Elle rencontra le gestionnaire de ce site, lui-même exposant, accompagné de quelques-uns de ses collaborateurs, tout de vert habillés avec des t-shirts marqués "Forum-train", et engagea la discussion pour exposer son projet. Elle expliqua avoir vu un mausolée, et vouloir le reproduire sous forme d'une maquette, qu'elle voulait placer dans son salon, en hommage à sa sœur, partie trop tôt.
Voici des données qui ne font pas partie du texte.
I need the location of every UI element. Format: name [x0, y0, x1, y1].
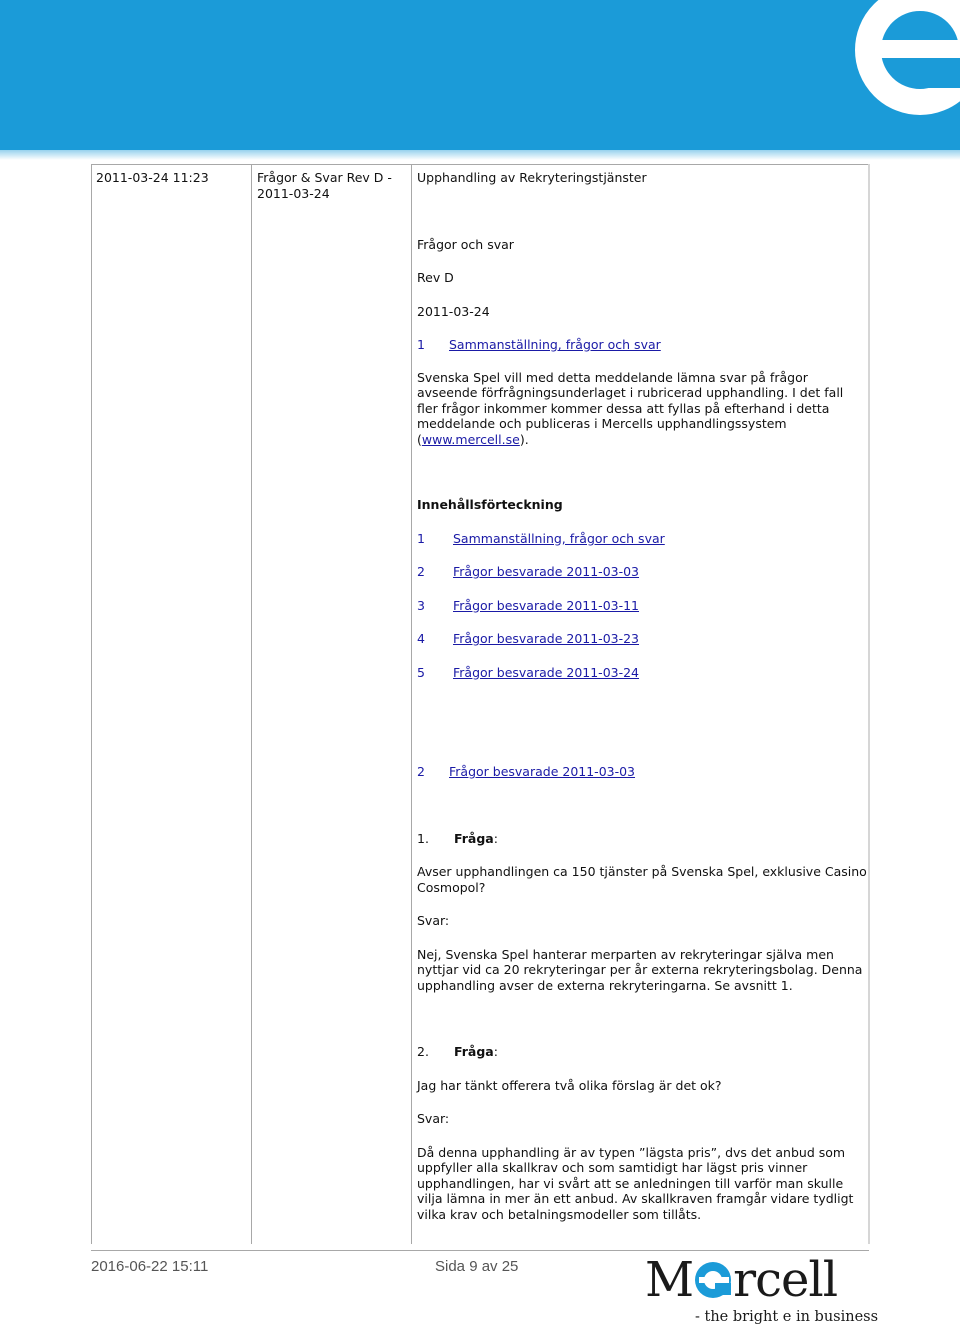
toc-item[interactable]: 2 Frågor besvarade 2011-03-03 [417, 564, 640, 579]
toc-item[interactable]: 1 Sammanställning, frågor och svar [417, 530, 665, 546]
question-block [417, 1044, 867, 1222]
question-heading: 2. Fråga: [417, 1044, 498, 1059]
footer-divider [91, 1250, 869, 1251]
answer-label: Svar: [417, 1111, 450, 1126]
answer-text: Då denna upphandling är av typen ”lägsta pris”, dvs det anbud som uppfyller alla skallkrav och som samtidigt har lägst pris vinner upphandlingen, har vi svårt att se anledningen till varför man skulle vilja lämna in mer än ett anbud. Av skallkraven framgår vidare tydligt vilka krav och betalningsmodeller som tillåts. [417, 1144, 854, 1222]
section-1-link[interactable] [417, 337, 867, 353]
revision: Rev D [417, 270, 454, 285]
question-text: Avser upphandlingen ca 150 tjänster på Svenska Spel, exklusive Casino Cosmopol? [417, 864, 867, 895]
header-band [0, 0, 960, 150]
page-title: Upphandling av Rekryteringstjänster [417, 170, 647, 185]
brand-tagline: - the bright e in business [695, 1309, 879, 1325]
meta-doc-title [257, 170, 407, 201]
toc-item[interactable]: 3 Frågor besvarade 2011-03-11 [417, 597, 640, 613]
toc-list [417, 531, 867, 681]
table-shadow [868, 164, 870, 1244]
question-text: Jag har tänkt offerera två olika förslag är det ok? [417, 1077, 722, 1093]
footer-page-number: Sida 9 av 25 [435, 1258, 519, 1275]
doc-title-line2: 2011-03-24 [257, 185, 330, 201]
section-2-link[interactable]: 2 Frågor besvarade 2011-03-03 [417, 764, 636, 779]
doc-title-line1: Frågor & Svar Rev D - [257, 170, 392, 185]
answer-text: Nej, Svenska Spel hanterar merparten av rekryteringar själva men nyttjar vid ca 20 rekryteringar per år externa rekryteringsbolag. Denna upphandling avser de externa rekryteringarna. Se avsnitt 1. [417, 946, 863, 993]
doc-date: 2011-03-24 [417, 303, 490, 319]
footer-timestamp: 2016-06-22 15:11 [91, 1258, 209, 1275]
question-heading: 1. Fråga: [417, 830, 498, 846]
intro-paragraph: Svenska Spel vill med detta meddelande lämna svar på frågor avseende förfrågningsunderlaget i rubricerad upphandling. I det fall fler frågor inkommer kommer dessa att fyllas på efterhand i detta meddelande och publiceras i Mercells upphandlingssystem (www.mercell.se). [417, 369, 844, 447]
column-divider [411, 164, 412, 1244]
answer-label: Svar: [417, 913, 450, 928]
column-divider [251, 164, 252, 1244]
toc-item[interactable]: 4 Frågor besvarade 2011-03-23 [417, 631, 640, 646]
brand-wordmark: M rcell [645, 1252, 838, 1308]
question-block [417, 831, 867, 994]
mercell-brand-logo [645, 1252, 879, 1327]
section-1-link-text[interactable]: 1 Sammanställning, frågor och svar [417, 337, 661, 352]
brand-e-icon [693, 1260, 733, 1300]
subtitle: Frågor och svar [417, 236, 514, 252]
mercell-e-logo-icon [820, 0, 960, 120]
main-content [417, 170, 867, 1222]
header-band-fade [0, 138, 960, 160]
toc-heading: Innehållsförteckning [417, 497, 563, 512]
mercell-link[interactable]: www.mercell.se [421, 431, 520, 447]
toc-item[interactable]: 5 Frågor besvarade 2011-03-24 [417, 664, 640, 680]
meta-datetime: 2011-03-24 11:23 [96, 170, 209, 185]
Les conseils que cette équipe lui prodigua lui permirent de trouver toutes les fournitures nécessaires, de nombreux commerçants étant présents, et elle rentra le soir, les bras chargés de plusieurs paquets.

Avant de quitter l'exposition, elle la parcourut à nouveau pour regarder les stands des exposants qu'elle n'avait pas encore vus, et resta songeuse en se rendant compte que ce milieu regorgeait également de professionnels qui tentaient de vendre leurs produits. Un petit éditeur, motrice-magazine, offrait même des porte-clés à ceux qui s'abonnaient, essayant de fidéliser d'éventuels clients. Elle s'amusa à penser que cet exposant, qui se présentait d'une voix tonitruante à tous ceux qui passaient à proximité sous le nom de Monsieur Angelo, aurait, pour le moins, pu porter une cravate.

Il lui restait à acquérir un dernier élément. Judith proposa à Emi de l'accompagner chez un antiquaire, pour trouver un petit meuble ancien à tiroirs, avec des pieds ouvragés, et elles s'accordèrent sur le dimanche suivant pour en faire l'achat, après avoir consulté d'anciens catalogues, conservés par elle depuis plusieurs mois.
Elle s'attela à la tâche dès le lendemain, et profitait de chaque instant de loisir pour mener à bien sa réalisation. Les photos prises en Belgique lui furent de la plus grande utilité pour dessiner les premières formes composant sa maquette, qu'elle peaufinait petit à petit, se couchant souvent avec l'extrémité des doigts blanches de plâtre. Elle termina l 'objet après un mois de travail, le décorant finalement de symboles dorés représentant les mouvements du soleil et de la lune, avant de le poser sur le petit meuble, encadré de deux bougies, deux âmes, celles de deux sœurs réunies.

Travailler de ses mains, malgré la douleur qui la rongeait, ces efforts déployés pendant quelques semaines, avait développé son sens du toucher, qui résonnait à présent en elle telle une ode composée pour son ainée.